Limoges boxes are delightful hand painted porcelain trinket boxes made from the clay Kaolin in the French city of Limoges. Elegant, delicate, and distinct, one may choose a Limoges box suited to every for every occasion and give as a special gift to represent the theme you are expressing. These hand decorated boxes have a personal, unique quality following a tradition of quality and symbolize the highest distinction and fashion among Royalty for decades. Today Limoges boxes are collected all over the world and are more than just a collectible; they carry an important positive message. Limoges porcelain is famed not only for its beauty, but for its durability, as this hard paste porcelain’s process of manufacture originally came from China and had been a closely guarded secret. The key ingredient in Limoges porcelain is Kaolin; as kaolin is a type of clay. A deposit of very pure kaolin was found near Saint Yrieix-la-Perche France in 1766 and ever since this region has been a golden manufacturer of porcelain Limoges.
The hard-paste porcelain that this type of extra-fine clay was made with was first produced in France in the 1760’s, at the royal factory in Sèvres. Limoges, however, has produced enamels since the 12th century. Because of the established enamel works in France, it was easy to build a porcelain industry this this region, as the oak and chestnut woodlands and forests of the area guaranteed a ready supply of fuel. Porcelain is a laborious and time consuming process involving multiple firings and glazing. The final firing is at a temperature of 1400C and is unique to Limoges. This final firing is what gives French Limoges a very fine pure and strong white finish. The painting of Limoges boxes is a cottage industry and often accomplished by young French woman due to their small hands. These artisans are experts at the fine brush strokes required for such detailed work. After the intricate painting on a Limoges Box there are more firings and then metal mountings are meticulously fitted to the finished box. The entire work process is made by hand, thus small variations are normal, which make every piece unique. Each model of a Limoges Box run are made in limited numbers, & signed by the artists or Atelier. This is what makes them so rare, collectible, and desired.
Original Snuff Boxes
Limoges boxes were originally used as snuff boxes, or containers for sweets and scents. These fine pieces also served as cane heads and small carrying cases. They even originally made Limoges porcelain into the production of false teeth. Using Limoges boxes as snuff box became an immediate success, as in that time tobacco was snuffed (sniffed) not smoked. The snuff was wrapped in small linen bags and placed in leather pouches or silver, gold, wooden and ivory boxes. All of these supplies were expensive to decorate, but porcelain was so much easier to decorate and soon thousands of different shapes of Tabatieres were being fashioned. The Limoges boxes of this time were assembled with metal settings made of brass, gold or silver. During the French revolution soldiers began to smoke tobacco rather than to sniff it, and slowly the demand for Limoges boxes declined.
Limoges Boxes Today
In time these Limoges Boxes were often lost or destroyed, and so became rare and sought after. It was due to the high demand from antique collectors that interest in the manufacture of the boxes was reawakened. Some producers referred to historians in order to locate original molds. Some molds were reconstructed from documentary evidence. The original boxes that did survive carry a very high assessment, a can often be worth up to a million French Francs at auction.
Limoges Boxes Value
Valuing a Limoges Box encompasses looking meticulously at the quality of the decorative work. The quality of the decoration varies since these pieces were usually hand painted. The higher the quality of the work is, the higher the value of the piece. Typically, these pieces received two glazes. The decorative painting style may be placed beneath the glaze, in between two glazes, or above the finish. In many instances, the hand painting occurs both underneath and above glaze coatings. Likewise significant is formatting the assessment of a Limoges piece is by looking for the innumerable factory markings on your specific piece of porcelain. Each factory had a distinctive marking.

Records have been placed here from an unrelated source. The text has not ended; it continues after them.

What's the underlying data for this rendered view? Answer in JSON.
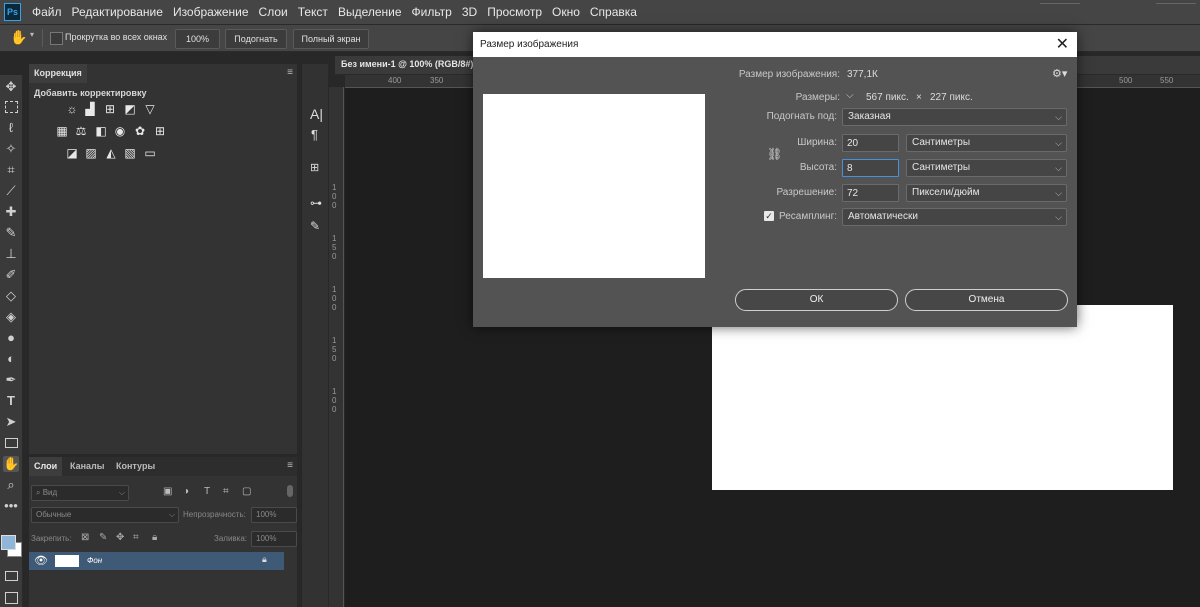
{
  "app": {
    "logo": "Ps"
  },
  "menu": [
    "Файл",
    "Редактирование",
    "Изображение",
    "Слои",
    "Текст",
    "Выделение",
    "Фильтр",
    "3D",
    "Просмотр",
    "Окно",
    "Справка"
  ],
  "options_bar": {
    "scroll_all_windows": "Прокрутка во всех окнах",
    "zoom": "100%",
    "fit_button": "Подогнать",
    "fullscreen_button": "Полный экран"
  },
  "correction_panel": {
    "tab": "Коррекция",
    "heading": "Добавить корректировку"
  },
  "layers_panel": {
    "tabs": [
      "Слои",
      "Каналы",
      "Контуры"
    ],
    "search_placeholder": "Вид",
    "blend_mode": "Обычные",
    "opacity_label": "Непрозрачность:",
    "opacity_value": "100%",
    "lock_label": "Закрепить:",
    "fill_label": "Заливка:",
    "fill_value": "100%",
    "layer_name": "Фон"
  },
  "document": {
    "tab_title": "Без имени-1 @ 100% (RGB/8#)",
    "ruler_ticks_top": [
      "400",
      "350",
      "500",
      "550"
    ],
    "ruler_ticks_left": [
      "1",
      "0",
      "0",
      "1",
      "5",
      "0",
      "1",
      "0",
      "0",
      "1",
      "5",
      "0",
      "1",
      "0",
      "0"
    ]
  },
  "dialog": {
    "title": "Размер изображения",
    "image_size_label": "Размер изображения:",
    "image_size_value": "377,1К",
    "dimensions_label": "Размеры:",
    "dimensions_w": "567 пикс.",
    "dimensions_x": "×",
    "dimensions_h": "227 пикс.",
    "fit_to_label": "Подогнать под:",
    "fit_to_value": "Заказная",
    "width_label": "Ширина:",
    "width_value": "20",
    "width_unit": "Сантиметры",
    "height_label": "Высота:",
    "height_value": "8",
    "height_unit": "Сантиметры",
    "resolution_label": "Разрешение:",
    "resolution_value": "72",
    "resolution_unit": "Пиксели/дюйм",
    "resample_label": "Ресамплинг:",
    "resample_value": "Автоматически",
    "ok": "ОК",
    "cancel": "Отмена"
  },
  "colors": {
    "foreground": "#8fb6d8",
    "background": "#ffffff",
    "logo_accent": "#3aa0e8"
  }
}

Inopportunely, a large amount of companies were only in business for a short time and their accounts in what they created have not endured. Consequently, no markings have been registered for them and their works cannot be accurately recognized for their original date. There are books on Limoges boxes that will sometimes include a list of the factory markings along with other relevant information. Most Limoges Box collectible hinged figurines are marked with the word “Limoges”, signifying their origin of creation. Many companies produced porcelain Limoges over time; hence, many pieces are marked with the factory mark. Many factories primarily produced plain white molds that are sent outside of the factory to studios in France nominated for decorating the porcelain.
What differentiates a ‘French Limoges Box’ from others?

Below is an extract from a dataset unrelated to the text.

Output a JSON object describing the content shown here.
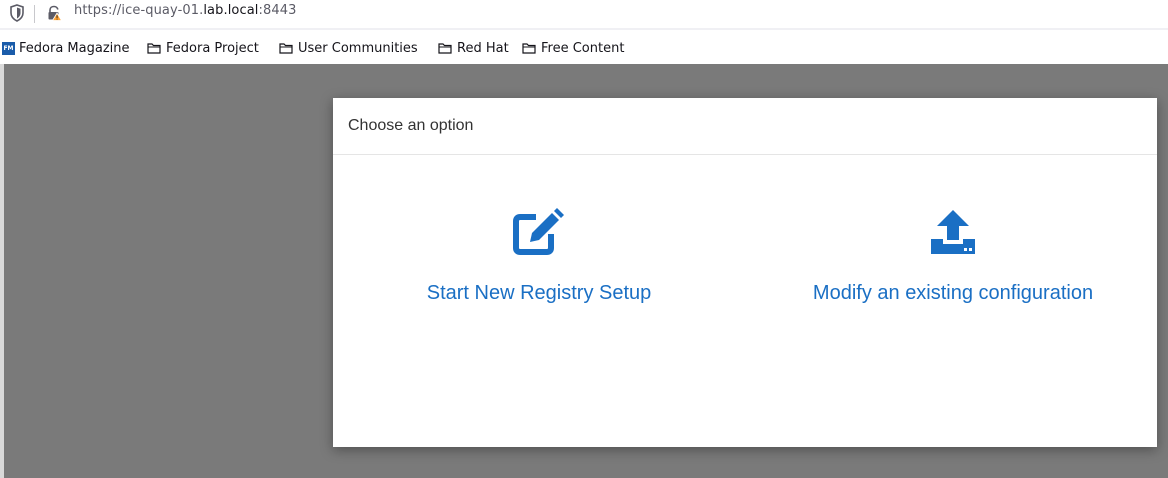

•·The boxes are all miniature, some are as small as 1 inch by 1/2 inch however most are between 2 and three inches in dimension.
•·The base of the French Limoges box will have the artist or ateliers signature or initials and many a number signifying that they are of a limited edition line. When they are limited edition lines and numbered, the number 1 is the last piece made. Most molds can produce about 300-400 boxes before they are discarded. If the edition is limited run goes beyond that, that means more than 1 mold was probably used. This is what makes the Limoges Box so spectacular.